Unicode issues
thomasf1 opened this issue · 7 comments
I´m having problems with Unicode characters that seem to be messed up.
There are some discussions about it and I´ve found guy doing a PHP FDF that seemed to address the issue...
https://github.com/mikehaertl/php-pdftk/blob/master/src/FdfFile.php
Can you give me an example of some data you are putting in that's coming back weird? It would make it easier to have a use-case where the library is broken.
Also, any idea where in the code that it handles Unicode? At a glance it looks like it's here, but I hardly ever mess with PHP so I'm not 100% sure what I'm looking at.
Reading the comments, it looks like FDF files store their keys and values using UTF-16 (Big Endian), which is probably the problem. Light research indicates that JS uses either, depending on how it's implemented (which may handled differently with Node).

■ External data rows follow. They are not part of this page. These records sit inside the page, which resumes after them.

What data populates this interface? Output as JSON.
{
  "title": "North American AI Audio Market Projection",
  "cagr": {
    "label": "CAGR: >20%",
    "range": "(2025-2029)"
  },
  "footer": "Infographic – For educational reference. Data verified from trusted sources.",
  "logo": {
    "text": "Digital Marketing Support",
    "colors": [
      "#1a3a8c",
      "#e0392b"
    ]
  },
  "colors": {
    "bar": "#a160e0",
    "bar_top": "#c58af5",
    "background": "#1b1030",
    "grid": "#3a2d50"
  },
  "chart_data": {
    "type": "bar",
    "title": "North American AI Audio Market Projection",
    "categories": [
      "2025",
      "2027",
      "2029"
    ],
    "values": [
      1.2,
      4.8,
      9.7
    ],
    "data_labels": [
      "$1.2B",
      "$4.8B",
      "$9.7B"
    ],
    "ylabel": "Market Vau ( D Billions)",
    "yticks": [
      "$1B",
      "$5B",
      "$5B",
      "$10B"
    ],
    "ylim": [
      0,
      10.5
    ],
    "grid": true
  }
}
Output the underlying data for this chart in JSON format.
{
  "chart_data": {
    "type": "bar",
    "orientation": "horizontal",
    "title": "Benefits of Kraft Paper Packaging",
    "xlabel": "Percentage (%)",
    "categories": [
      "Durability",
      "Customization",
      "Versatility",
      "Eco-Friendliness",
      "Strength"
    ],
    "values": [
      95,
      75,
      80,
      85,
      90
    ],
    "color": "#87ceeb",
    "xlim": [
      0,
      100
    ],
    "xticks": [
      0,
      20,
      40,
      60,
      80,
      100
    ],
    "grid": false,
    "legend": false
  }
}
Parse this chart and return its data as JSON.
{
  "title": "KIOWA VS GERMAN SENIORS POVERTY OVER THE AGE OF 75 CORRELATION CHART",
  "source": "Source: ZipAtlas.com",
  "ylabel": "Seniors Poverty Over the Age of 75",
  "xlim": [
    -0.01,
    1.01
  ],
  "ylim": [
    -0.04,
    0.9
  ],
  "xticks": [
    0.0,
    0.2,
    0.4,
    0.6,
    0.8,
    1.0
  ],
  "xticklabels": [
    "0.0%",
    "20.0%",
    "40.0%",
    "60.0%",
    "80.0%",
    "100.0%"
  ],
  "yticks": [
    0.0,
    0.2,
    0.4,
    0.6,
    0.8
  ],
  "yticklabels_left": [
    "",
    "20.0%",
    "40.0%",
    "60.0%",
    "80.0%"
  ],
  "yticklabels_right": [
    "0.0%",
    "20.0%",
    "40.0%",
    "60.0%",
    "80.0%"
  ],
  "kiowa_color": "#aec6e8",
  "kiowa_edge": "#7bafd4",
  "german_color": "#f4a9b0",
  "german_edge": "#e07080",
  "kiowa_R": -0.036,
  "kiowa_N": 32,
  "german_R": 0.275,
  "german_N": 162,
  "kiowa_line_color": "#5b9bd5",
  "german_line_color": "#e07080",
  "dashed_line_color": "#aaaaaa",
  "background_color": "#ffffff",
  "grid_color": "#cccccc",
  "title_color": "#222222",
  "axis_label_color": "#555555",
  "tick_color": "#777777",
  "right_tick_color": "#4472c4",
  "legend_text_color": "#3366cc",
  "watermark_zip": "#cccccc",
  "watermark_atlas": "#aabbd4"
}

I'm looking around for a way of converting a normal string to UTF-16BE now for JavaScript, see if there's any easy way of fixing this.
Looking at it, it looks like punycode
handles string conversions, plus it's bundled with Node by default.
Helpful Links:
2ality Post on Unicode in JavaScript
punycode Documentation
Thanks for looking into it, I´ve been experimenting with iconv-lite to get it converted to UTF-16BE, but it seems that needs to use not strings but Buffers...
I´ve gotten it to work right with iconv-lite when patching the header manually... Not quite sure how to write out the header in the right way, the current way doesn´t quite work with the Buffers...
Encoding issues are a bi***... I´ve actually given up, looked around and found the xfdf npm handels it much better... :)
Cool find - it might be good to merge this project into xfdf one since they're both tiny and similar in purpose (handling different flavours of adobe data)
Great :)...
One thing I stumbled upon while searching for a solution was http://rhaseventh.blogspot.de/2014/04/node-js-pdf-fill-from-fdf-with-utf-16.html - I couldn´t quite get it to write out the header special characters in the right way though... Might help though :)